Tampoco es que lo tuvieran fácil. La
incomprensión hacia sus formas de vida se reforzaba por
el problema de la lengua, o mejor
dicho, del “acento”. En una práctica parlamentaria concebida
esencialmente como un ejercicio
retórico, quienes hablaban castellano con un acento local no
lo tenían fácil. O, al menos, los que
lo hacían con un acento catalán, porque no parece que el
acento andaluz o el gallego fueran
obstáculos para una carrera parlamentaria. Incluso al
general Prim, que se expresaba sobre
todo con el sable, una admiradora le reprochó “ese
terrible deje catalán”.
Cortada, que no sólo utilizaba el
castellano en sus obras históricas y en su enseñanza, sino
que lo hacía habitualmente en sus
conversaciones privadas, pedía: "Perdóneseles
que tal cual
vez en verso y prosa escriban
la lengua de sus padres, la que les enseñó en la cuna el cariño
de la madre, la que usan para
alabar a Dios y para postrarse a los pies del sacerdote". Pedía
perdón, como se ve, por pecadillos
ocasionales, porque tenía claro que hacía falta renunciar a
la lengua propia: “Cuando un estado es el conjunto de varios estados –escribía-, no basta
haberlos unido para formar de
todos ellos un pueblo, sino que es preciso asimilarlos, darles las
mismas leyes, las mismas
costumbres, la misma lengua e ir modificando el carácter de las
fracciones, a fin de formar un
carácter uniforme para el todo".[24]
El tema de la lengua es demasiado
importante como para no mencionarlo, ya sea de pasada.
En 1751 Turgot decía que un estado es
un conjunto de hombres reunidos bajo un mismo
gobierno, y una nación, una reunión
de hombres que comparte una lengua.
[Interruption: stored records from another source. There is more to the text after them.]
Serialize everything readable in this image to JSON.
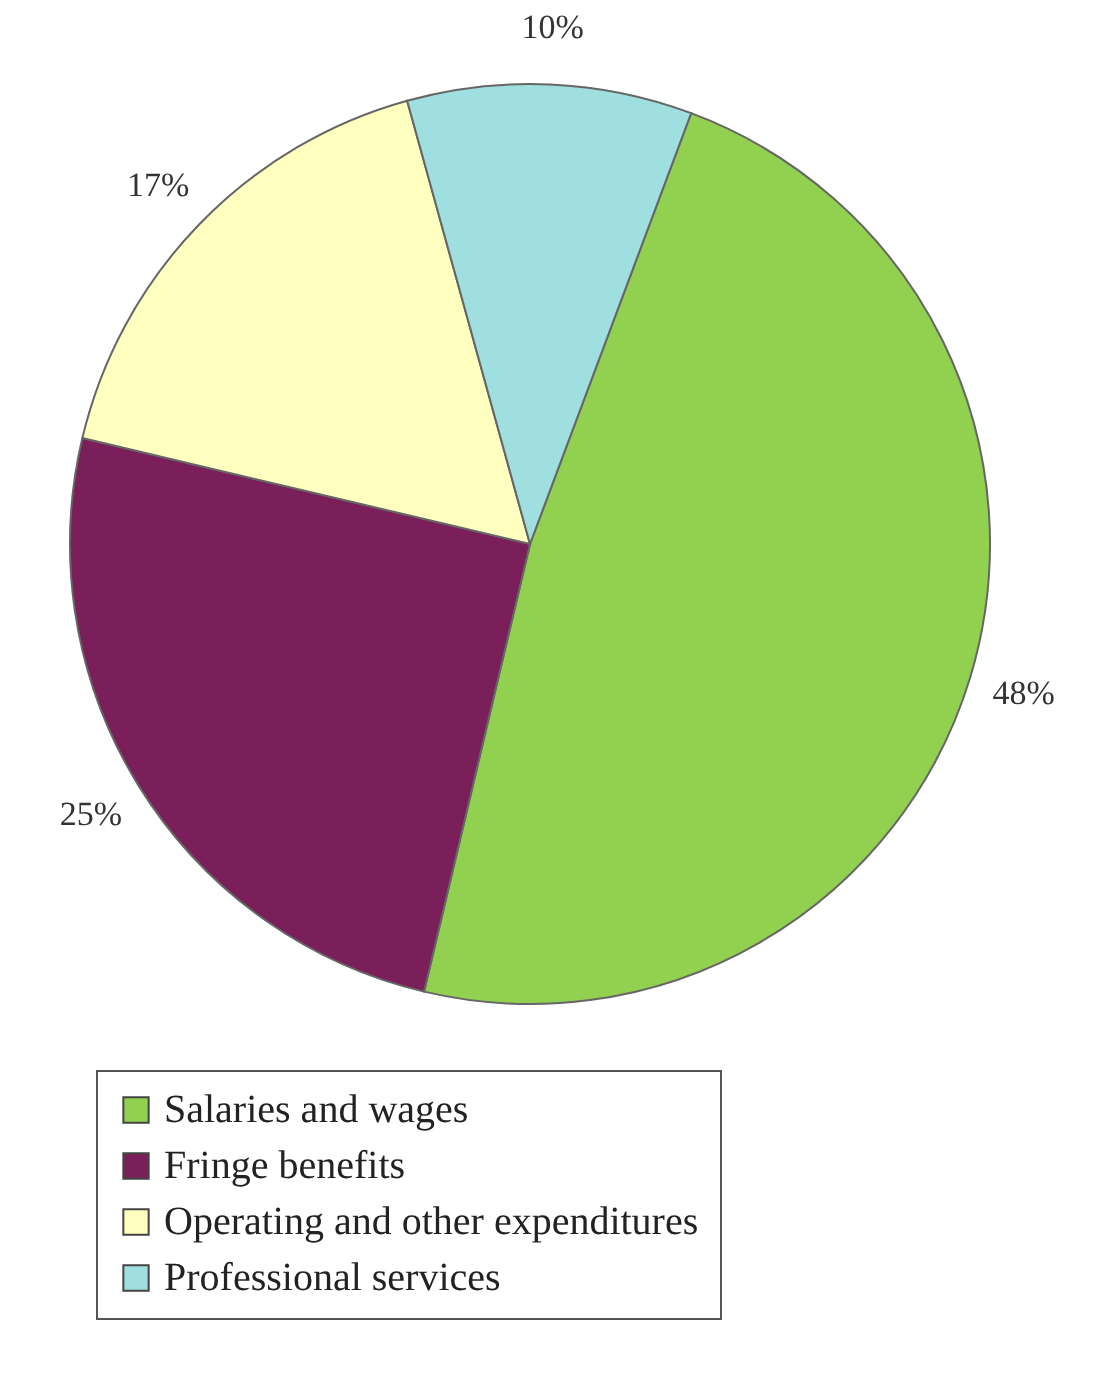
{
  "chart_data": {
    "type": "pie",
    "categories": [
      "Salaries and wages",
      "Fringe benefits",
      "Operating and other expenditures",
      "Professional services"
    ],
    "values": [
      48,
      25,
      17,
      10
    ],
    "value_labels": [
      "48%",
      "25%",
      "17%",
      "10%"
    ],
    "colors": [
      "#92d050",
      "#7b1f5a",
      "#ffffc0",
      "#a0dfe0"
    ],
    "legend": "bottom"
  }
}
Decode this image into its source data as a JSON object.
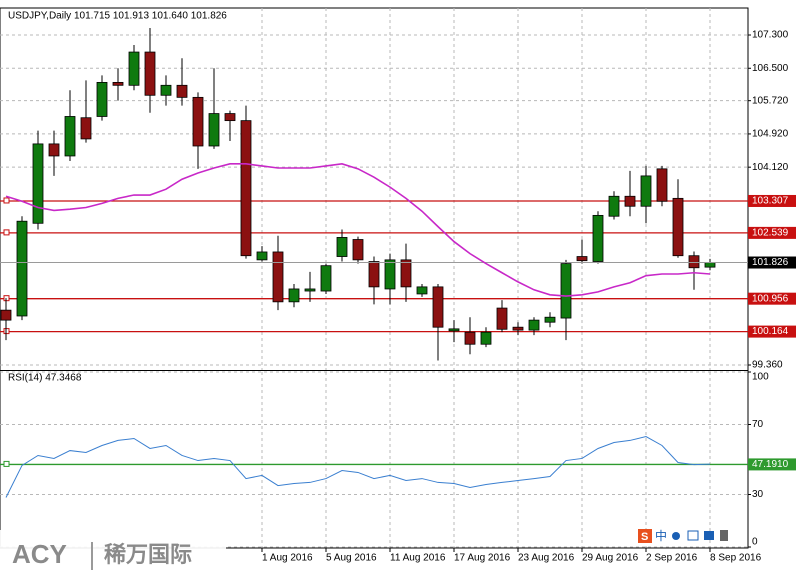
{
  "chart_data": [
    {
      "type": "candlestick",
      "title": "USDJPY,Daily  101.715 101.913 101.640 101.826",
      "categories": [
        null,
        null,
        null,
        null,
        null,
        null,
        null,
        null,
        null,
        null,
        null,
        null,
        null,
        null,
        null,
        null,
        "1 Aug 2016",
        null,
        null,
        null,
        "5 Aug 2016",
        null,
        null,
        null,
        "11 Aug 2016",
        null,
        null,
        null,
        "17 Aug 2016",
        null,
        null,
        null,
        "23 Aug 2016",
        null,
        null,
        null,
        "29 Aug 2016",
        null,
        null,
        null,
        "2 Sep 2016",
        null,
        null,
        null,
        "8 Sep 2016"
      ],
      "open": [
        100.68,
        100.54,
        102.77,
        104.68,
        104.39,
        105.31,
        105.34,
        106.16,
        106.09,
        106.89,
        105.85,
        106.09,
        105.8,
        104.63,
        105.41,
        105.24,
        101.89,
        102.08,
        100.88,
        101.14,
        101.14,
        101.97,
        102.38,
        101.85,
        101.19,
        101.89,
        101.07,
        101.24,
        100.18,
        100.15,
        99.86,
        100.73,
        100.27,
        100.2,
        100.39,
        100.49,
        101.97,
        101.85,
        102.94,
        103.42,
        103.18,
        104.08,
        103.37,
        101.99,
        101.715
      ],
      "high": [
        100.97,
        102.94,
        105.0,
        105.0,
        105.97,
        106.21,
        106.33,
        106.5,
        107.06,
        107.47,
        106.33,
        106.74,
        105.92,
        106.5,
        105.48,
        105.6,
        102.22,
        102.47,
        101.31,
        101.6,
        101.8,
        102.62,
        102.45,
        101.97,
        102.04,
        102.28,
        101.31,
        101.31,
        100.44,
        100.51,
        100.27,
        100.92,
        100.39,
        100.51,
        100.63,
        101.89,
        102.38,
        103.06,
        103.54,
        104.03,
        104.15,
        104.15,
        103.83,
        102.09,
        101.913
      ],
      "low": [
        99.96,
        100.44,
        102.62,
        103.91,
        104.27,
        104.71,
        105.24,
        105.72,
        105.97,
        105.43,
        105.6,
        105.6,
        104.08,
        104.56,
        104.75,
        101.92,
        101.85,
        100.68,
        100.75,
        100.88,
        101.07,
        101.85,
        101.8,
        100.82,
        100.82,
        100.88,
        101.0,
        99.47,
        99.91,
        99.62,
        99.79,
        100.15,
        100.08,
        100.08,
        100.27,
        99.96,
        101.8,
        101.8,
        102.86,
        102.94,
        102.77,
        103.18,
        101.94,
        101.17,
        101.64
      ],
      "close": [
        100.44,
        102.82,
        104.68,
        104.39,
        105.34,
        104.8,
        106.16,
        106.09,
        106.89,
        105.85,
        106.09,
        105.8,
        104.63,
        105.41,
        105.24,
        101.99,
        102.08,
        100.88,
        101.19,
        101.19,
        101.75,
        102.43,
        101.89,
        101.24,
        101.89,
        101.24,
        101.24,
        100.27,
        100.23,
        99.86,
        100.15,
        100.22,
        100.2,
        100.44,
        100.51,
        101.8,
        101.87,
        102.96,
        103.42,
        103.18,
        103.91,
        103.3,
        101.99,
        101.7,
        101.826
      ],
      "up_color": "#0f7a0f",
      "down_color": "#8b1111",
      "overlay": {
        "color": "#c828c8",
        "values": [
          103.42,
          103.3,
          103.15,
          103.08,
          103.11,
          103.15,
          103.25,
          103.37,
          103.45,
          103.45,
          103.59,
          103.83,
          103.98,
          104.1,
          104.2,
          104.2,
          104.15,
          104.1,
          104.1,
          104.1,
          104.15,
          104.2,
          104.08,
          103.88,
          103.64,
          103.37,
          103.06,
          102.69,
          102.33,
          102.04,
          101.8,
          101.58,
          101.36,
          101.17,
          101.05,
          101.02,
          101.05,
          101.12,
          101.24,
          101.34,
          101.51,
          101.55,
          101.55,
          101.58,
          101.55
        ]
      },
      "levels": [
        103.307,
        102.539,
        100.956,
        100.164
      ],
      "levels_color": "#c81010",
      "ylim": [
        99.24,
        107.95
      ],
      "yticks": [
        {
          "value": 107.3,
          "label": "107.300"
        },
        {
          "value": 106.5,
          "label": "106.500"
        },
        {
          "value": 105.72,
          "label": "105.720"
        },
        {
          "value": 104.92,
          "label": "104.920"
        },
        {
          "value": 104.12,
          "label": "104.120"
        },
        {
          "value": 99.36,
          "label": "99.360"
        }
      ],
      "grid": true
    },
    {
      "type": "line",
      "title": "RSI(14) 47.3468",
      "color": "#3a7fd0",
      "values": [
        28.3,
        46.6,
        52.3,
        50.6,
        55.1,
        54.0,
        58.0,
        60.9,
        62.0,
        56.3,
        58.0,
        52.3,
        49.4,
        50.6,
        49.4,
        39.1,
        40.9,
        35.1,
        36.3,
        36.9,
        39.1,
        43.7,
        42.6,
        39.1,
        40.9,
        38.0,
        39.1,
        36.9,
        36.3,
        34.0,
        35.7,
        36.9,
        38.0,
        39.1,
        40.3,
        49.4,
        50.6,
        56.3,
        59.7,
        60.9,
        63.1,
        58.0,
        48.3,
        47.1,
        47.3468
      ],
      "level": {
        "value": 47.191,
        "label": "47.1910"
      },
      "level_color": "#2e9a2e",
      "ylim": [
        0,
        100
      ],
      "yticks": [
        100,
        70,
        30,
        0
      ],
      "grid": true
    }
  ],
  "watermark": {
    "brand": "ACY",
    "name": "稀万国际"
  },
  "toolbar_labels": [
    "S",
    "中"
  ]
}
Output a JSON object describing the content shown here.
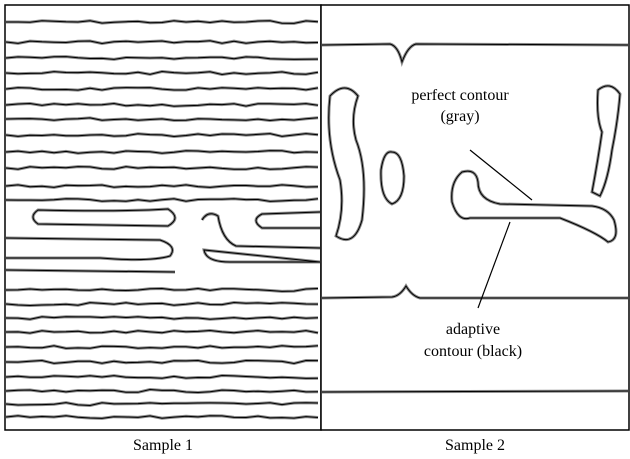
{
  "panels": [
    {
      "caption": "Sample 1"
    },
    {
      "caption": "Sample 2",
      "annotations": [
        {
          "lines": [
            "perfect contour",
            "(gray)"
          ]
        },
        {
          "lines": [
            "adaptive",
            "contour (black)"
          ]
        }
      ]
    }
  ]
}
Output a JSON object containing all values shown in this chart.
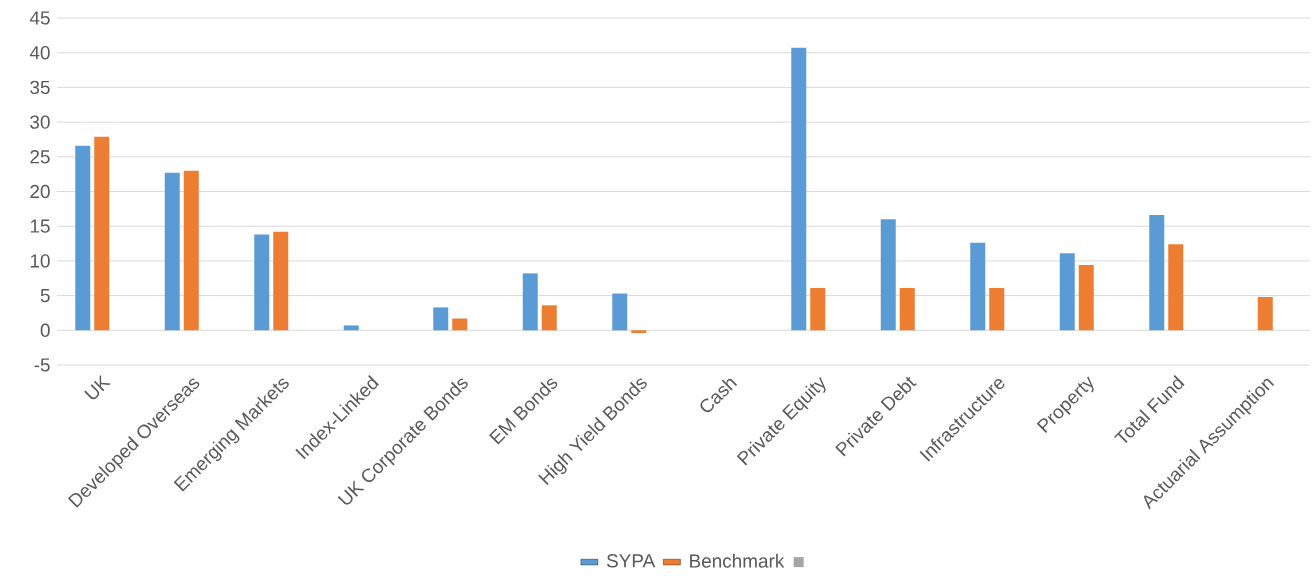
{
  "chart_data": {
    "type": "bar",
    "categories": [
      "UK",
      "Developed Overseas",
      "Emerging Markets",
      "Index-Linked",
      "UK Corporate Bonds",
      "EM Bonds",
      "High Yield Bonds",
      "Cash",
      "Private Equity",
      "Private Debt",
      "Infrastructure",
      "Property",
      "Total Fund",
      "Actuarial Assumption"
    ],
    "series": [
      {
        "name": "SYPA",
        "color": "#5b9bd5",
        "values": [
          26.6,
          22.7,
          13.8,
          0.7,
          3.3,
          8.2,
          5.3,
          null,
          40.7,
          16.0,
          12.6,
          11.1,
          16.6,
          null
        ]
      },
      {
        "name": "Benchmark",
        "color": "#ed7d31",
        "values": [
          27.9,
          23.0,
          14.2,
          null,
          1.7,
          3.6,
          -0.4,
          null,
          6.1,
          6.1,
          6.1,
          9.4,
          12.4,
          4.8
        ]
      },
      {
        "color": "#a5a5a5",
        "values": [
          null,
          null,
          null,
          null,
          null,
          null,
          null,
          null,
          null,
          null,
          null,
          null,
          null,
          null
        ]
      }
    ],
    "ylim": [
      -5,
      45
    ],
    "yticks": [
      -5,
      0,
      5,
      10,
      15,
      20,
      25,
      30,
      35,
      40,
      45
    ],
    "grid": "y",
    "legend": "bottom"
  }
}
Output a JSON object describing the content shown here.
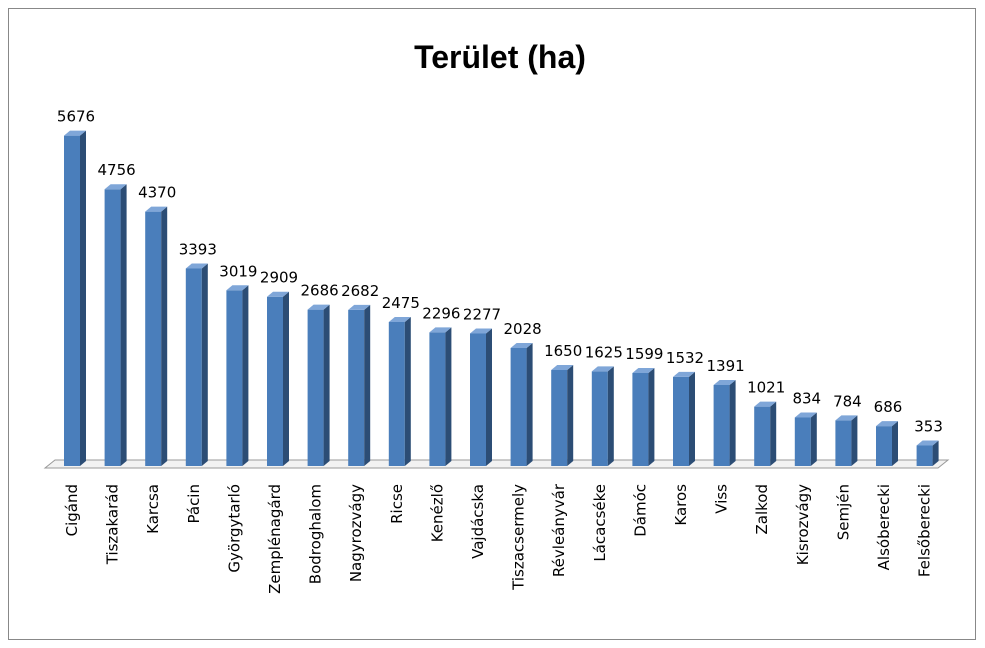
{
  "chart_data": {
    "type": "bar3d",
    "title": "Terület (ha)",
    "categories": [
      "Cigánd",
      "Tiszakarád",
      "Karcsa",
      "Pácin",
      "Györgytarló",
      "Zemplénagárd",
      "Bodroghalom",
      "Nagyrozvágy",
      "Ricse",
      "Kenézlő",
      "Vajdácska",
      "Tiszacsermely",
      "Révleányvár",
      "Lácacséke",
      "Dámóc",
      "Karos",
      "Viss",
      "Zalkod",
      "Kisrozvágy",
      "Semjén",
      "Alsóberecki",
      "Felsőberecki"
    ],
    "values": [
      5676,
      4756,
      4370,
      3393,
      3019,
      2909,
      2686,
      2682,
      2475,
      2296,
      2277,
      2028,
      1650,
      1625,
      1599,
      1532,
      1391,
      1021,
      834,
      784,
      686,
      353
    ],
    "color": "#4a7ebb"
  }
}
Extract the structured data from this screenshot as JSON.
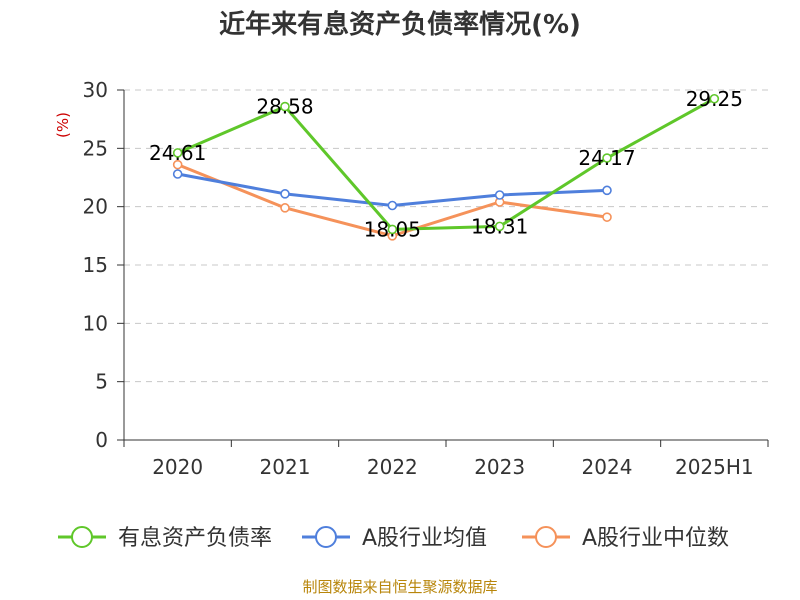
{
  "chart_data": {
    "type": "line",
    "title": "近年来有息资产负债率情况(%)",
    "ylabel": "(%)",
    "categories": [
      "2020",
      "2021",
      "2022",
      "2023",
      "2024",
      "2025H1"
    ],
    "ylim": [
      0,
      30
    ],
    "yticks": [
      0,
      5,
      10,
      15,
      20,
      25,
      30
    ],
    "grid": true,
    "legend_position": "bottom",
    "series": [
      {
        "name": "有息资产负债率",
        "color": "#5fc72a",
        "values": [
          24.61,
          28.58,
          18.05,
          18.31,
          24.17,
          29.25
        ],
        "labels": [
          "24.61",
          "28.58",
          "18.05",
          "18.31",
          "24.17",
          "29.25"
        ]
      },
      {
        "name": "A股行业均值",
        "color": "#4f7fdc",
        "values": [
          22.8,
          21.1,
          20.1,
          21.0,
          21.4,
          null
        ]
      },
      {
        "name": "A股行业中位数",
        "color": "#f5925a",
        "values": [
          23.6,
          19.9,
          17.5,
          20.4,
          19.1,
          null
        ]
      }
    ],
    "source": "制图数据来自恒生聚源数据库"
  }
}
En nuestro caso,
fueron las capas populares las que
salvaron la lengua contra el desprecio de las acomodadas,
hasta que en los sesenta del siglo
XIX unos jóvenes escritores de ideas avanzadas
descubrieron que había un público
popular que iba al teatro donde se representaban las obras
de Pitarra y que leía La Campana de Gràcia o, más adelante,
el semanario anarquista La
Tramontana, y que se podían entender mejor con este público, en el terreno
de la literatura
como en el de la política, si le
hablaban en su lengua.
La recuperación de la cultura
catalana terminó teniendo de esta manera una trascendencia
insospechada para los que la
iniciaron. Un menorquín, Josep Miquel Guàrdia, lo decía en 1889:
"No es propiamente de una
restauración de lo que se trata (...). És más bien un retorno a la
plenitud de la vida activa: la
evolución natural que vuelve a comenzar de nuevo... Bien visto, el
joven movimiento literario en
Cataluña es un movimiento político y social."[25]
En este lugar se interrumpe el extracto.